I spent the day on a training course today.
That was fun.
Allow me to introduce you to Captain Tourettes. He sat opposite me muttering swear words under his breath every 30 seconds.
Oh! And here’s his sidekick Nutjob Bobby! Bobby told me all about being in the army, being homeless for ten years and doing six years in Parkhurst for GBH, while I was trying to enjoy my lunch. I was also privy to inside information on the building site accident that buggered up his back, his sexuality, the knee injury that forced him to leave the army, and his former crack and heroin habit. And let’s not forget the graphic demonstration of the fight that got him slammed up – “So I just walked up to him right, and grabbed him like this and BOSH – nutted the fucker. Broke his nose I did. Then I really got stuck in – broke him in about sixteen places.”

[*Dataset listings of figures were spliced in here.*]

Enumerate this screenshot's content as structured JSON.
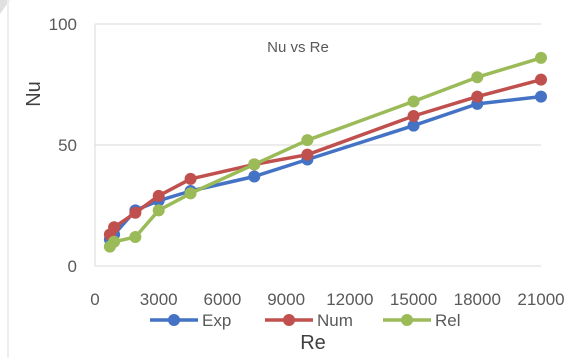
{
  "chart_data": {
    "type": "line",
    "title": "Nu vs Re",
    "xlabel": "Re",
    "ylabel": "Nu",
    "xlim": [
      0,
      21000
    ],
    "ylim": [
      0,
      100
    ],
    "x_ticks": [
      "0",
      "3000",
      "6000",
      "9000",
      "12000",
      "15000",
      "18000",
      "21000"
    ],
    "y_ticks": [
      "0",
      "50",
      "100"
    ],
    "grid": "horizontal",
    "legend_position": "bottom",
    "series": [
      {
        "name": "Exp",
        "color": "#4472C4",
        "x": [
          700,
          900,
          1900,
          3000,
          4500,
          7500,
          10000,
          15000,
          18000,
          21000
        ],
        "y": [
          11,
          13,
          23,
          27,
          31,
          37,
          44,
          58,
          67,
          70
        ]
      },
      {
        "name": "Num",
        "color": "#C0504D",
        "x": [
          700,
          900,
          1900,
          3000,
          4500,
          7500,
          10000,
          15000,
          18000,
          21000
        ],
        "y": [
          13,
          16,
          22,
          29,
          36,
          42,
          46,
          62,
          70,
          77
        ]
      },
      {
        "name": "Rel",
        "color": "#9BBB59",
        "x": [
          700,
          900,
          1900,
          3000,
          4500,
          7500,
          10000,
          15000,
          18000,
          21000
        ],
        "y": [
          8,
          10,
          12,
          23,
          30,
          42,
          52,
          68,
          78,
          86
        ]
      }
    ]
  }
}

THANKS BOBBY! That really put me at my ease.
The course didn’t teach me much, but my fellow students were a real education.
I'm might start a comic strip called Captain Tourettes and Nutjob Bobby. That'd be cool. I can't draw though. Anybody want to have a crack?


You'd be singled out by the Discrimination Board and beaten to within an inch of your life and crippled by the Disabilities Commission if you tried to publish a strip called that.
I'll buy a pencil.
I've got a friend who can draw
Show me a script, and I'll have a go.
Hurrah!
Peanut and Pockless, the new Kavalier and Clay.